Beim simplen Rocksong "Washed Away" mit Mitsing-Refrain entdeckt man gar mit ein wenig Phantasie Thrice oder die Beatsteaks. Bei "Pieces" hört man aufgrund des Pop-Appeals und der Vocal-Arbeit gar etwas Set It Off-Einfluss heraus. Anschließend erhöht die Band das Tempo ein wenig und liefert mit dem treibenden "Colors" mit Stadionrock-Chor eine solide Rock-Nummer, bei dem man auch deutlich hört, was Saller sonst bei Atreyu (in den späteren Phasen) so treibt. "Don't Hate Me" ist ein unspektakulärer Modern American Rock-Song, der kompositorisch keine großen Besonderheiten vorweisen kann, aber durch Sallers Stimme und dessen Melodieführung leicht ins Ohr geht und seinen ganz eigenen Charakter beweist und dessen Mini-Gitarrensolo ihm noch ein wenig Eigenständigkeit hinzufügt. Das Palm Mute-Gitarrenstück "Lighter Than Air" verleitet Saller zu Kopfstimmenrefrain und auch der maximal knarrzige Bass als Strophenthema nebst Surfgitarren-Sounds machen den Song zu einem der ungewöhnlichsten der Platte.

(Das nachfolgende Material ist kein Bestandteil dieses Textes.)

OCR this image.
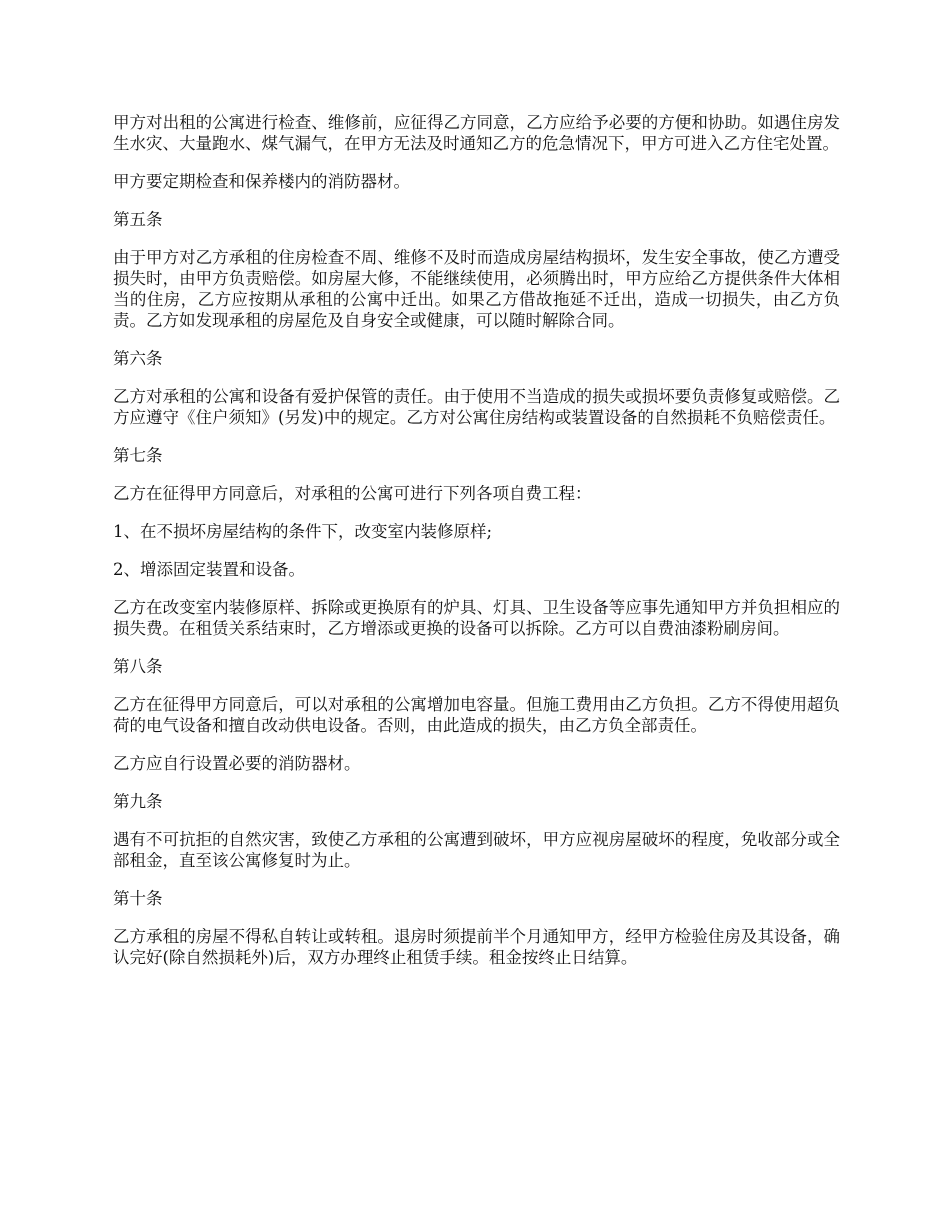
甲方对出租的公寓进行检查、维修前，应征得乙方同意，乙方应给予必要的方便和协助。如遇住房发生水灾、大量跑水、煤气漏气，在甲方无法及时通知乙方的危急情况下，甲方可进入乙方住宅处置。

甲方要定期检查和保养楼内的消防器材。

第五条

由于甲方对乙方承租的住房检查不周、维修不及时而造成房屋结构损坏，发生安全事故，使乙方遭受损失时，由甲方负责赔偿。如房屋大修，不能继续使用，必须腾出时，甲方应给乙方提供条件大体相当的住房，乙方应按期从承租的公寓中迁出。如果乙方借故拖延不迁出，造成一切损失，由乙方负责。乙方如发现承租的房屋危及自身安全或健康，可以随时解除合同。

第六条

乙方对承租的公寓和设备有爱护保管的责任。由于使用不当造成的损失或损坏要负责修复或赔偿。乙方应遵守《住户须知》(另发)中的规定。乙方对公寓住房结构或装置设备的自然损耗不负赔偿责任。

第七条

乙方在征得甲方同意后，对承租的公寓可进行下列各项自费工程：

1、在不损坏房屋结构的条件下，改变室内装修原样;

2、增添固定装置和设备。

乙方在改变室内装修原样、拆除或更换原有的炉具、灯具、卫生设备等应事先通知甲方并负担相应的损失费。在租赁关系结束时，乙方增添或更换的设备可以拆除。乙方可以自费油漆粉刷房间。

第八条

乙方在征得甲方同意后，可以对承租的公寓增加电容量。但施工费用由乙方负担。乙方不得使用超负荷的电气设备和擅自改动供电设备。否则，由此造成的损失，由乙方负全部责任。

乙方应自行设置必要的消防器材。

第九条

遇有不可抗拒的自然灾害，致使乙方承租的公寓遭到破坏，甲方应视房屋破坏的程度，免收部分或全部租金，直至该公寓修复时为止。

第十条

乙方承租的房屋不得私自转让或转租。退房时须提前半个月通知甲方，经甲方检验住房及其设备，确认完好(除自然损耗外)后，双方办理终止租赁手续。租金按终止日结算。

"Another Good Time" hätte auch aus der Feder von Fall Out Boys Patrick Stump stammen können. Der Song kommt mit Muse-ähnlichen Auftakten, reduziertem Gitarreneinsatz und Whohooo-Kopfstimmenrefrain, Schellenkranz und prägnantem Beat, der zum Mitwippen einlädt. Das mitreißende "Don't Stop. Get Up" bringt dann das Tempo zurück und auch hier finden sich wieder Whohooo-Chöre im Offbeat-Refrain. Mit "Blister" leitet die Band das emotionale Finale der Platte ein. Über 04:25 Min. preist Saller das Leben und mit ein wenig Theatralik und Pathos intonieren Hell Or Highwater hier einen schönen und eingängigen Rocksong, der das Potential hätte, Stone Sours "Through The Glass" als Rausschmeißer in den einschlägigen Clubs abzulösen. Jetzt schmeißt er aber erstmal den Hörer aus der Platte.

Fazit:
Hell Or Highwater präsentieren mit "Vista" eine runde und abwechslungsreiche Platte, die mit großen Melodien und einer dicken Tüte Pathos aufwartet. Früher hätte man große Teile des Albums vielleicht als "New Rock" bezeichnet, möchte man es denn kategorisieren. Saller & Co. reichern ihren Sound um weitere klassische amerikanische Musikelemente, Instrumente und Stilmittel an und sprechen hiermit sowohl den geneigten Black Stone Cherry- oder Alter Bridge-Fan wie auch Fans populärerer Stilarten des Rock und sogar Indie an. Ein bißchen weniger "folkloristischer" oder "musikpatriotischer" Grundtenor hätte der Platte unter Umständen gutgetan. Bilder, die mir beim Hören der Scheibe in den Kopf kommen: Bullenreiten begleitet von Blondinen in Hotpants, Nascar Rennen, Flugshows mit Militärjets, dosenstechende Football-Fans, College-Schüler-Roadtrips, große amerikanische Open Air Festivals. Aber Musik wirkt ja auf jeden anders.